J’eus en ce lieu avec Bodin une conversation caractéristique des sentiments et des idées de notre ingénieur. Comme, à propos des emblèmes religieux qui se succédaient sous nos yeux, il ne dissimulait guère son dédain des superstitions populaires, je ne pus m’empêcher de lui faire observer que, depuis dix-huit siècles, les croyances qu’il qualifiait de superstitions avaient été celles des plus grands esprits, qu’il y avait peut-être quelque présomption, de la part de notre siècle, à les traiter de si haut ; qu’on pouvait ne pas les partager, mais qu’il était au moins convenable de n’en parler qu’avec une réserve respectueuse – ce que tout esprit vraiment libéral doit, d’ailleurs, faire à l’égard de toute conviction sincère.

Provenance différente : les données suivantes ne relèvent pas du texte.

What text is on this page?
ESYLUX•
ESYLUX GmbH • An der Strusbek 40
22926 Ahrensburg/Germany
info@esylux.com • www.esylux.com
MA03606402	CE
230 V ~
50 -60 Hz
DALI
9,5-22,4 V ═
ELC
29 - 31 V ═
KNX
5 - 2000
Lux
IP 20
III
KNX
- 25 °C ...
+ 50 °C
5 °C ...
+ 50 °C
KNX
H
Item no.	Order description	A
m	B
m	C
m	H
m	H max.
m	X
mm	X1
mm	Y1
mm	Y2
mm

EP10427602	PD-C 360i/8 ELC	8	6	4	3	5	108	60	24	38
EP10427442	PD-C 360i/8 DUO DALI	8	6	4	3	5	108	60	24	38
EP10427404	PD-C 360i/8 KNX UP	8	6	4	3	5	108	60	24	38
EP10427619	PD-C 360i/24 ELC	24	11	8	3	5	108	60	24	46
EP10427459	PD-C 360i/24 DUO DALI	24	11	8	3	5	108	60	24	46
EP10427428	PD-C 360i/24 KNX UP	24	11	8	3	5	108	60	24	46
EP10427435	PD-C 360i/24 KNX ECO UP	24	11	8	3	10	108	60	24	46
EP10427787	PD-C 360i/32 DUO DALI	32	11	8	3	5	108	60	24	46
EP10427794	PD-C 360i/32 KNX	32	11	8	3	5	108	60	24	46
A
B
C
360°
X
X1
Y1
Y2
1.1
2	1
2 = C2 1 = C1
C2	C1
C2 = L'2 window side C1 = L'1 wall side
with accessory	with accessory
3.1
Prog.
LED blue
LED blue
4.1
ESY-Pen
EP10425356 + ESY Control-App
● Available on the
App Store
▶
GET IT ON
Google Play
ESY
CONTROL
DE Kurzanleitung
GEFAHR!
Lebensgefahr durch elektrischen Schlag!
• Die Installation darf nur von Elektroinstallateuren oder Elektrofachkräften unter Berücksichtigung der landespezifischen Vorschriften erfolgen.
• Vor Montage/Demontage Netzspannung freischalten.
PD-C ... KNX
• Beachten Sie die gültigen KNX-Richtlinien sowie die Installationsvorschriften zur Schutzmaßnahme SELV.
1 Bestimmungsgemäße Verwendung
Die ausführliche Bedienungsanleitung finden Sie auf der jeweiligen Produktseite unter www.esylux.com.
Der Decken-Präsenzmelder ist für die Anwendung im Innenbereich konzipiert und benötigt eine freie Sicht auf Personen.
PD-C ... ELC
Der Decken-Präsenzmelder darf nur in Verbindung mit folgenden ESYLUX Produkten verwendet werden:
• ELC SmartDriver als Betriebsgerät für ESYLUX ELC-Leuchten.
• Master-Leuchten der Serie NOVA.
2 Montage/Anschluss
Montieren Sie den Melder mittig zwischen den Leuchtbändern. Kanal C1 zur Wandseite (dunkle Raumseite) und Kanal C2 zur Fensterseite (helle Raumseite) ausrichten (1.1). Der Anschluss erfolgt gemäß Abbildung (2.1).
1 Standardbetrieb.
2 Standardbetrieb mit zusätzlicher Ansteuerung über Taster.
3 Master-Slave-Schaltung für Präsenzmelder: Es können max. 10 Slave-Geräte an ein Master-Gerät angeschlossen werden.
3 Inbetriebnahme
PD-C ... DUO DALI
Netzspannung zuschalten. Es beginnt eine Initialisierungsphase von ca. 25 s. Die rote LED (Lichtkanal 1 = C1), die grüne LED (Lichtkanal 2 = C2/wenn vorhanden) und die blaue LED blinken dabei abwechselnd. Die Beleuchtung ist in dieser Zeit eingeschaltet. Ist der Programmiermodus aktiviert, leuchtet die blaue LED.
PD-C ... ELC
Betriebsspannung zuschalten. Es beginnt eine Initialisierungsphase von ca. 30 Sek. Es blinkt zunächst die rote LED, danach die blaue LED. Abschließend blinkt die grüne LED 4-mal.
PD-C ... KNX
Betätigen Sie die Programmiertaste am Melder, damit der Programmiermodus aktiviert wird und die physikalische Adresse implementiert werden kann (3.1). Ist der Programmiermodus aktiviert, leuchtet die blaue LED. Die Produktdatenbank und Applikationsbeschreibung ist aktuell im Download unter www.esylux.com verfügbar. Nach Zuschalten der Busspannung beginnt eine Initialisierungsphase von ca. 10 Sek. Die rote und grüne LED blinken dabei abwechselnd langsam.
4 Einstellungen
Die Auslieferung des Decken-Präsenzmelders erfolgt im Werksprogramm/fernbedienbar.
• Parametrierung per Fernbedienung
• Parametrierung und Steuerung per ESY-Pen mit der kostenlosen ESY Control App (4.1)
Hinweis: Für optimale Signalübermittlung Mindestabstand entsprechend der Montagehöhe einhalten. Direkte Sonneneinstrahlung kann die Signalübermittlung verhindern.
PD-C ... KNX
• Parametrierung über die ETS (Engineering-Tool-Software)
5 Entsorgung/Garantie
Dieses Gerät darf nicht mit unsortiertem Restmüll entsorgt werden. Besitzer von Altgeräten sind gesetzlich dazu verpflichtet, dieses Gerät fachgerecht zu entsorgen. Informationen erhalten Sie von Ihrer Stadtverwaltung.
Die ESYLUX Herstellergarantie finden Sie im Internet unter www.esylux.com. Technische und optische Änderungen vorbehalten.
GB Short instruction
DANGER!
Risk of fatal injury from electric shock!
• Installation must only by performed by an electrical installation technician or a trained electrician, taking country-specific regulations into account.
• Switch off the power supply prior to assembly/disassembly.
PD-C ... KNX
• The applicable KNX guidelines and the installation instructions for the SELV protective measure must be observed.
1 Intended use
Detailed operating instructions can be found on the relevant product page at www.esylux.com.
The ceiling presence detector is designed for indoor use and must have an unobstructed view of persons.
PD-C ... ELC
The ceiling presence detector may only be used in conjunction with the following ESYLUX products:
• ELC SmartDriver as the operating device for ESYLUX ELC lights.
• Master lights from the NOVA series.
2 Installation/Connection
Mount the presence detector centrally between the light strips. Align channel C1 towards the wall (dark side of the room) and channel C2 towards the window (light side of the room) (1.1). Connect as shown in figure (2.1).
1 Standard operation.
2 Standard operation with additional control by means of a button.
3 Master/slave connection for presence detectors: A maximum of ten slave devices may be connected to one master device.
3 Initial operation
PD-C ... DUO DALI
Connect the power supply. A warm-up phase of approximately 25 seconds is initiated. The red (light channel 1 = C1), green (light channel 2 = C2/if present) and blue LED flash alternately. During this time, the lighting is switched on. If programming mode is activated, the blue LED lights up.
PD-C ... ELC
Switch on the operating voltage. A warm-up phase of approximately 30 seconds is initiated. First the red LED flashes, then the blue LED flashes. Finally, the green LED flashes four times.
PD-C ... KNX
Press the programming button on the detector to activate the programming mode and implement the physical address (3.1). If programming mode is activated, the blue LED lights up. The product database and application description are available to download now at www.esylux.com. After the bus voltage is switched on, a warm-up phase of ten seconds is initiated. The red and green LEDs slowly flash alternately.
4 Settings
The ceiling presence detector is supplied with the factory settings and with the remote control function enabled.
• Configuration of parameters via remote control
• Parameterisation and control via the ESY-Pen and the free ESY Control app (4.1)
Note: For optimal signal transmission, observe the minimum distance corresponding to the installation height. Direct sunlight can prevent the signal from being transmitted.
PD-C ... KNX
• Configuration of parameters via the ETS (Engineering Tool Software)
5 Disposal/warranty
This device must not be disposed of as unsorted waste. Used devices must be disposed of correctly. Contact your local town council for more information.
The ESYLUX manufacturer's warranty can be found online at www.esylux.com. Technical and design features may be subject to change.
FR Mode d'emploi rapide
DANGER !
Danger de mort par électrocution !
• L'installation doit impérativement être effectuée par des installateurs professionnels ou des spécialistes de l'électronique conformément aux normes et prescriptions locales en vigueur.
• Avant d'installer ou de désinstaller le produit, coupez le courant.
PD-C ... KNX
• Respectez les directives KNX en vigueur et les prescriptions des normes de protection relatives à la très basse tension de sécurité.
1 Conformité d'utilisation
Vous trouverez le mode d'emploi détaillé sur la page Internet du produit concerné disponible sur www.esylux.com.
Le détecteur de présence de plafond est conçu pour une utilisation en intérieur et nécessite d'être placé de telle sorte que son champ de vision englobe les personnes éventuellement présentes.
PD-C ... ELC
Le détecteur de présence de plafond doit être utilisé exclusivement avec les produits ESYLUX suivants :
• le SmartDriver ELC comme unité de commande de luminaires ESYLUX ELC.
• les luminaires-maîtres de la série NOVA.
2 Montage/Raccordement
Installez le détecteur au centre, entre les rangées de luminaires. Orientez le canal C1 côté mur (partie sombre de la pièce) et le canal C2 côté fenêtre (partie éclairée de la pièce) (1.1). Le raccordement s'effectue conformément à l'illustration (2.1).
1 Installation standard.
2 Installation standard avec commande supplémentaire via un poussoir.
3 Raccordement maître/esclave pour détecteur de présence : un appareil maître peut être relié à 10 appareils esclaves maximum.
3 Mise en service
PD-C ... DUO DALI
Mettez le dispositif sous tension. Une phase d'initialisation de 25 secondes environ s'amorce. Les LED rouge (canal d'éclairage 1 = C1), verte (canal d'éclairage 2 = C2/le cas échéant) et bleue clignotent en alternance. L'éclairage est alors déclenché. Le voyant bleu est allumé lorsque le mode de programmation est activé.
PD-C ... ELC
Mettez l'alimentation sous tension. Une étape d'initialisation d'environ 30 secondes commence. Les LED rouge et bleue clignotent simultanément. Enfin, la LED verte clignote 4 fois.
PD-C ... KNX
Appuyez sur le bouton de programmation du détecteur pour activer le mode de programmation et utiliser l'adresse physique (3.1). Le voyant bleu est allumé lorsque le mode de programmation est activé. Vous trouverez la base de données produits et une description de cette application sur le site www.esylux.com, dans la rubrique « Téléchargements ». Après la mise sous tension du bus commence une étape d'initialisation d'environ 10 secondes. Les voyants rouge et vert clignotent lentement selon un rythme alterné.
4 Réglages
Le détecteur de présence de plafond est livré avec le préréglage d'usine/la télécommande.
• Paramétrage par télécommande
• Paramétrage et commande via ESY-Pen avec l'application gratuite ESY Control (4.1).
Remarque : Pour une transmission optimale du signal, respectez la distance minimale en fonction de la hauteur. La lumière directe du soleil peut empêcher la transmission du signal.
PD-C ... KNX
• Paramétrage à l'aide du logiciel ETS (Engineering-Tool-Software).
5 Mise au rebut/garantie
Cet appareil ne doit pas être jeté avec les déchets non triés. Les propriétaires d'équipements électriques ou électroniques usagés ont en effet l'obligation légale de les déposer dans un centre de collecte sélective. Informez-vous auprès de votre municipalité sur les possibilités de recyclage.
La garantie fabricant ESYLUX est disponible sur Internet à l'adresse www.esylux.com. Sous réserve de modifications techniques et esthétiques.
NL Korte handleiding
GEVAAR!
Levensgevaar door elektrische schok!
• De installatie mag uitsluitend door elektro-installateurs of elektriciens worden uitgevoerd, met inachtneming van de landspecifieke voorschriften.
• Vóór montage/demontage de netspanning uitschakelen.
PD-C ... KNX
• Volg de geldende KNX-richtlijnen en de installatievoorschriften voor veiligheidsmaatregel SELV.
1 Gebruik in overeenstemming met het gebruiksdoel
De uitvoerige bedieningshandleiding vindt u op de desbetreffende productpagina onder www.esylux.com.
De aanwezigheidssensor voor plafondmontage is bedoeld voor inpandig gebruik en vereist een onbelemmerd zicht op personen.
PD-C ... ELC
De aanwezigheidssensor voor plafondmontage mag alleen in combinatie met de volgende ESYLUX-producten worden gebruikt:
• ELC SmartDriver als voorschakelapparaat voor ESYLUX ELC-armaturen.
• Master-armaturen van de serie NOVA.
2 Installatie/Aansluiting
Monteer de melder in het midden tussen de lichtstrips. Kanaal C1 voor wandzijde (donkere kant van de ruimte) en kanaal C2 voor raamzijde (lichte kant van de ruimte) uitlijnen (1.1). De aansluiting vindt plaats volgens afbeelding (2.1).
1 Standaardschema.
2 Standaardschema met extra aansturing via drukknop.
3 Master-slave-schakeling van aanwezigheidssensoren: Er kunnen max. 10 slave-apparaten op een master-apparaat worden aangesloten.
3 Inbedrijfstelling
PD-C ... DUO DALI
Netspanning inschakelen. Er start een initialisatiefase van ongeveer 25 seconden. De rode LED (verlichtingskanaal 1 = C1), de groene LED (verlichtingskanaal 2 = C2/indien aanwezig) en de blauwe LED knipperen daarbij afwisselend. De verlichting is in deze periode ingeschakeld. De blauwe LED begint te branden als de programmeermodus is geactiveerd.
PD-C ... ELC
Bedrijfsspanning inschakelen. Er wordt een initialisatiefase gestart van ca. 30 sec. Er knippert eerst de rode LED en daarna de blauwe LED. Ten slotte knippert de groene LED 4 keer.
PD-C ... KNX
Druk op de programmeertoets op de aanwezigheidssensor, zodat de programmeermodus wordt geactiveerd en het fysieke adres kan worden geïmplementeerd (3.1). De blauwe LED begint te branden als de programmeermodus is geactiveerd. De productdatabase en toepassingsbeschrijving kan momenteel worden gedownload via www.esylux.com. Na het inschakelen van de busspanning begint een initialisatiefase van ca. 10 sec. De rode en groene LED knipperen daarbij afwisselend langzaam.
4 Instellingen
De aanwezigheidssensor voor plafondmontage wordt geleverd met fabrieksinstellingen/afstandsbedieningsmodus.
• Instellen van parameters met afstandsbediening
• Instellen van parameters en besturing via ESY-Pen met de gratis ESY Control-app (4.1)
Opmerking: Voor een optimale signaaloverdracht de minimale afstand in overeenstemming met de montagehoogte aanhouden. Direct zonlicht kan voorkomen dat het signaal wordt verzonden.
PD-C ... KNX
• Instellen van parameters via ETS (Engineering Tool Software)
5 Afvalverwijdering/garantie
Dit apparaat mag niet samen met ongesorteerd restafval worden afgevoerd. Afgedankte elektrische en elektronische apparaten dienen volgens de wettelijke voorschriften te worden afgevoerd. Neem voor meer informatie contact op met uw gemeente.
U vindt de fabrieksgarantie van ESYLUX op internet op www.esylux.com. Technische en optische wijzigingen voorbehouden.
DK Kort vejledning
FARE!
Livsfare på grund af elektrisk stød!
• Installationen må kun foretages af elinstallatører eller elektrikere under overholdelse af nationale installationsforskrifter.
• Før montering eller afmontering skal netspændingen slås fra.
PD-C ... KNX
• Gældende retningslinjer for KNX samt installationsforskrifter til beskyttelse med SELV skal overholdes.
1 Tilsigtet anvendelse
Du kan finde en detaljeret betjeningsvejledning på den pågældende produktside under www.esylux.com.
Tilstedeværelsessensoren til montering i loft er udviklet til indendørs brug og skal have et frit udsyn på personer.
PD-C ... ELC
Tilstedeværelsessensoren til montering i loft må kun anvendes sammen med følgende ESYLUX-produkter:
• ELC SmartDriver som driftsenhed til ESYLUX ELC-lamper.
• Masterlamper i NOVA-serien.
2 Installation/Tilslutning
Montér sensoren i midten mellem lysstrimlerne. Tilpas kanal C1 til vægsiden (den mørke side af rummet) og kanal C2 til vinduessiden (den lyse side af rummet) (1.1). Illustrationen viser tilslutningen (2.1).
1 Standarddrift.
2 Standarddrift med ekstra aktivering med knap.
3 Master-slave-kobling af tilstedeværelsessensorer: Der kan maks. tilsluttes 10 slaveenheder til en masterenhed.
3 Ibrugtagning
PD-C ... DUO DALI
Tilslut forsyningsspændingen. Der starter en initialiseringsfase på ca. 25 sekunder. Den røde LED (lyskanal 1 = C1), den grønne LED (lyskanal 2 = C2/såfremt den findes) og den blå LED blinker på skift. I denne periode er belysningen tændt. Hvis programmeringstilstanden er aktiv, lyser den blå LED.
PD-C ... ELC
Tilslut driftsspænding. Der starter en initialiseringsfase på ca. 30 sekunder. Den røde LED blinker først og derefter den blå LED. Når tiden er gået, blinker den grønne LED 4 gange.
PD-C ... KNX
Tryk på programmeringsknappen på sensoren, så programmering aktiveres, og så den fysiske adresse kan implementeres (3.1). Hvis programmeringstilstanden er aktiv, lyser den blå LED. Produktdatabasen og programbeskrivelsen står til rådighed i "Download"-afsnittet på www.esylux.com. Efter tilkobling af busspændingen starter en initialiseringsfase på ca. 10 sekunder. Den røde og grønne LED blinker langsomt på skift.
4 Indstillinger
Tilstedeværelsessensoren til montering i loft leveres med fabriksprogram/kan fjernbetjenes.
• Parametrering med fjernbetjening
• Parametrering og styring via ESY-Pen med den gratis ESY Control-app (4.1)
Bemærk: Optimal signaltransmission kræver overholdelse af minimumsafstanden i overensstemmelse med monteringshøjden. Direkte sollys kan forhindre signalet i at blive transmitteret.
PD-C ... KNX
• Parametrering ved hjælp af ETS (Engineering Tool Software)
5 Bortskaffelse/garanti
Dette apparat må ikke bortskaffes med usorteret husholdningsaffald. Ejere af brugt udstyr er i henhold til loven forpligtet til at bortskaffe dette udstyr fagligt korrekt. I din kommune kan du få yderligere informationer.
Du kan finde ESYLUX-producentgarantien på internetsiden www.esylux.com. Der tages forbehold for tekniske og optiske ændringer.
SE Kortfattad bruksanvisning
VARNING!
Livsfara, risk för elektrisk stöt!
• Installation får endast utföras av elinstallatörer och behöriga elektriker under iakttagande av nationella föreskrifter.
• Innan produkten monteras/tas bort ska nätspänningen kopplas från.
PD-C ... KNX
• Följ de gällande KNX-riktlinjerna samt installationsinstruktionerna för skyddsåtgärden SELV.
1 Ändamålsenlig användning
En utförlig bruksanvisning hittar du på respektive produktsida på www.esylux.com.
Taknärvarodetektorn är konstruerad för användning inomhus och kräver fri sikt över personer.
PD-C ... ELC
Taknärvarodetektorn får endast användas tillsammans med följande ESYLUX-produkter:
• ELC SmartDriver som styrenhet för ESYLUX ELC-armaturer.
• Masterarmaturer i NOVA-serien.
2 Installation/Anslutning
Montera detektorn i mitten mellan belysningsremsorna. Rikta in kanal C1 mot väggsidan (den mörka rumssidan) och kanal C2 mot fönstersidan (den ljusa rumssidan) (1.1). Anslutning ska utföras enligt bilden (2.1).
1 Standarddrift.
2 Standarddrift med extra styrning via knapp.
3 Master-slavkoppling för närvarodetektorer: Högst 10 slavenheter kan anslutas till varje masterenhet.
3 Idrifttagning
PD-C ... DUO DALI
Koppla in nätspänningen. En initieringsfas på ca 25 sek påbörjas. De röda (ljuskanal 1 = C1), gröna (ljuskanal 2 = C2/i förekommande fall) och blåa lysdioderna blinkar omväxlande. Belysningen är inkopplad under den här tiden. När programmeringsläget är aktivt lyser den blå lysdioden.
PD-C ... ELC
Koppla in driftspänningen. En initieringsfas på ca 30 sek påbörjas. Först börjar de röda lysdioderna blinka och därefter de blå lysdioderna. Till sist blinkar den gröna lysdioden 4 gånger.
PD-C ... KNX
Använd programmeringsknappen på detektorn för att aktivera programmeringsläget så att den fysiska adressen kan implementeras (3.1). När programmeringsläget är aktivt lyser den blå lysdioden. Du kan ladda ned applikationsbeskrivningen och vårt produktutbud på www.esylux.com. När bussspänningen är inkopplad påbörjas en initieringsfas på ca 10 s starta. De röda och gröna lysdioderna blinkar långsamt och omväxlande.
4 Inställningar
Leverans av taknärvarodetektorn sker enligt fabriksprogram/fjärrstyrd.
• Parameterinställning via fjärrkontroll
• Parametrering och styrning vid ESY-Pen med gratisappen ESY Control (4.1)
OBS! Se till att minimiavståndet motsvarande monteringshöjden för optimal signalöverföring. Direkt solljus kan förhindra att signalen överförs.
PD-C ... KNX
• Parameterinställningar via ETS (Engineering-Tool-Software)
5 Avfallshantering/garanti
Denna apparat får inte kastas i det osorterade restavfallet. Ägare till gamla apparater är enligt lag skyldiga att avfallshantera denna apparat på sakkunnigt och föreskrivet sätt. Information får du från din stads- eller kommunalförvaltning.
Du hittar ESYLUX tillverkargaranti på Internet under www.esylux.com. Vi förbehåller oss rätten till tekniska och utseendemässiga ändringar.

II s’excusa alors du mot qui lui avait échappé, mais avoua franchement qu’il avait le culte de l’humanité et non pas d’une abstraction divine qui défie toutes les intelligences ; qu’il était partisan de la raison pure ; qu’il ne voulait croire que ce que les yeux permettent de voir ou la raison de concevoir ; enfin, qu’à son avis, l’avenir du monde était dans la substitution des recherches scientifiques aux discussions métaphysiques.

– Je regrette, lui dis-je, que vous n’ayez pas saisi le sens profond des observations que vous a opposées hier notre ami, et qui me paraissent résumer, dans leur forme humoristique, tout ce que pensent les hommes réfléchis sur la nécessité d’une foi religieuse dans les sociétés humaines. La science pourra sans doute avec le temps réaliser quelques-uns, peut-être tous les progrès matériels, que vous nous avez fait entrevoir avec une chaleur si entraînante ; mais, répondez-moi franchement, est-ce que la raison pure, est-ce que la science, enseigne quelque part aux pauvres diables la résignation et aux riches la charité ? Est-ce que le paganisme a jamais enseigné aux hommes la sublime beauté du sacrifice ? Pour moi, à mesure que j’ai approfondi l’histoire de l’antiquité, j’ai été de plus en plus frappé du saut prodigieux et vraiment surnaturel que le christianisme a fait faire sur ce point à l’âme humaine. Dans les sciences naturelles, j’ai trouvé d’autres motifs de rapprochement avec la religion. Puisque c’est votre domaine, je ne doute pas que tôt ou tard il n’en soit de même de votre côté.

– Je ne conteste pas, dit Bodin, le progrès chrétien, mais je nie son caractère surnaturel. Ceci soit dit par besoin de franchise, et non pour blâmer ceux qui ne pensent pas comme moi. Et puis, ne peut-on pas concevoir la résignation des uns, la charité des autres, l’esprit de sacrifice même, comme un progrès naturel de la philosophie humaine ?

– Oh ! oh ! dit M. Montaigne qui jusque-là n’avait rien dit, tout en prêtant une oreille attentive à notre conversation, voilà un débat que toute une vie d’homme, étant donnée la différence de vos points de vue, ne suffirait pas à épuiser. C’est pour cela que je me permets de prononcer… l’ajournement. Restez sur vos positions comme deux armées solidement retranchées, qui attendent tout… c’est-à-dire la lumière, des circonstances.

– Bien jugé ! dit Bodin.

– … En ne jugeant pas ! ajouta modestement le vieillard.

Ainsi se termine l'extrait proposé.